The most suppressed novel since Tuesdays with Marvin!

Frivolous

Each year thousands of frivolous lawsuits prevent our courts from creating the necessary laws to keep everybody in line. Are the lawyers profitting from this system anything more than blood thirsty anarchists, hoping for that day when chaos reigns supreme, and the only rules are those governing pay outs to the victims of their carefully conceived disaster? Most likely.

Who's Suing Me Today?

Publishing Company Screws the Pooch

Rookie Novelist left out in the Cold

When David Prior got word that the first printing of his novel The Yoke of the Horde had sold out before it even hit the shelves he was thrilled.

"I was very happy," Mr. Prior, who wears glasses, states.

It was only a few months later, after there were no subsequent sales when his enthusiasm started to wane. 

"We accidentally sold the books as textbooks to middle school in Fair Oaks, Illinois," Steven Brindeman, the Mailroom Communications Chief at the publishing Corchester, Button, and Finkle states.

It was a mistake that Corchester immediately regretted. 

"Prior sent in this hairbrained manuscript," CEO Kimberly Waitkus recalls.  "I mean, literally hairbrained, as if he had hair for brains when he wrote it, or still has hair for brains for all I know.  Anyways, this might seem like a bit of a tangent, but by way of explanation, what happened was when I was in high school, I was the shooting guard on the varsity basketball team at Winkler Tech and we went all the way to the state final where we faced St. Stanislaus of the Cross Regional High Scool, a powerhouse featuring three future NBA players (Elgin Baylor, Moses Malone, and Ron Artest).  Game comes down to the wire.  We're up by two and I got the ball.  I can still hear goddamn crowd screaming and yelling to this day.  All of the sudden out of nowhere I get a hard foul from Malone to stop the clock.  Bastard hit me so hard that my arm was pulled out of its socket.  Needless to say I was in so much pain that I missed the first of the one and one foul shots, St. Stanislaus of the cross gets the rebound, ties the game on the ensuing posession, and ends up winning the game in ten overtimes, all of which, mind you, I had to play with my arm in a sling.  If only, right. I've put that all behind me now, but my point is that my arm has never been the same, although the desire to relive my hoops glory days burns like a goddamned Olympic torch on top of Mt. Moriah, and that's why, still to this day, whenever I get the chance to toss some piece of debris into a dustbin, I don't do so without relish.  Course, with my arm, I often miss and such was the case with Mr. Prior's hairbrained manuscript.  In and out as we used to say. Rattled back and forth about the rim and then plopped to the floor.  Were I not such a busy woman, I maybe would have gone over to the manuscript, reached down, and officially just dropped the thing into the trash the way people who have never ever been basketball stars do.  But, I was too busy, and I figured that when the janitor was pushing around his cart at the end of the day that he of all people would recognize a piece of trash when he saw it.  Apparently not.  I guess he "kinda thought it was funny" and the next thing you know that hairbrained manuscript  is wrongly placed in the printing department's mail bin and two weeks later I get a call from an Iowa elementary school teacher complaining about "innacuracies" in her kids' new history book.  This whole thing has been a headache for everyone involved."

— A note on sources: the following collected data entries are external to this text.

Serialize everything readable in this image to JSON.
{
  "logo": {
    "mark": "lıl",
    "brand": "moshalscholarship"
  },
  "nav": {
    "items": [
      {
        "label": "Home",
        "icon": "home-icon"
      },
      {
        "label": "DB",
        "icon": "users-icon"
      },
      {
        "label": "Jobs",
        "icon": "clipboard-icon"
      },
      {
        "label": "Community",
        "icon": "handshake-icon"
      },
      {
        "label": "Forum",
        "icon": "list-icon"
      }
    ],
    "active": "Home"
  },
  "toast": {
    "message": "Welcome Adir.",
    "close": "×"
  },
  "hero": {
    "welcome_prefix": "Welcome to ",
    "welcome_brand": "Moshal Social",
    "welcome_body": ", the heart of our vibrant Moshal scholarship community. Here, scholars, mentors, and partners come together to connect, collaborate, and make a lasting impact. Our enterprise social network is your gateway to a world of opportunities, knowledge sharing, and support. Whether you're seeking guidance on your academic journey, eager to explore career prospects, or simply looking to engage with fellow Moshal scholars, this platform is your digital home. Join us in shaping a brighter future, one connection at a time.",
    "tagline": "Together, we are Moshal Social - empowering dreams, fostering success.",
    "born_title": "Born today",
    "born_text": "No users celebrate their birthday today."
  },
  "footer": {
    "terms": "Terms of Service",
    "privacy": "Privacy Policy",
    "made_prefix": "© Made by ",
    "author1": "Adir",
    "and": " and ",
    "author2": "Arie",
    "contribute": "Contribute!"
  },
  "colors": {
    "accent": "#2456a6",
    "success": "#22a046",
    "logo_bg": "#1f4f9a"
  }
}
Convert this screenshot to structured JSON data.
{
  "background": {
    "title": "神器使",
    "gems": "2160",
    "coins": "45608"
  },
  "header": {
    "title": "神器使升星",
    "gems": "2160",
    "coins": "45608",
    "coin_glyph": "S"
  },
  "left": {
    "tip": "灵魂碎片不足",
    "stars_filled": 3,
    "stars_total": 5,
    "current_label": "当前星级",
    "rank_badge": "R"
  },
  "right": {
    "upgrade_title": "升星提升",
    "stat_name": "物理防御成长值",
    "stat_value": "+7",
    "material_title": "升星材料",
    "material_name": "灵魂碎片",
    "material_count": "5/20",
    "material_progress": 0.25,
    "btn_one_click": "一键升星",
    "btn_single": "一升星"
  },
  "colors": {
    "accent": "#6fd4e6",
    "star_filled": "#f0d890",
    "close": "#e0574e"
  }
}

A headache for everyone, including Prior.

"I really wanted to make it, you know.  And when those books sold so quickly, like I said, I was very happy.  I thought I'd finally arrived as a writer and that it wouldn't be long before I was hobknobbing with other famous authors like, you know, Ernest Hemingway and guys like that."

To complicate matters, Corchester, Button, and Finkle were so embarrassed by the slip up with the mailroom that they have buried the manuscript in a lead vault behind the dumpster in the back of their corporate headquarters.

"Technically that makes my book their property, which means I can't try to get it published by anybody else," Prior says.  "I learned this from my dad, who's a lawyer."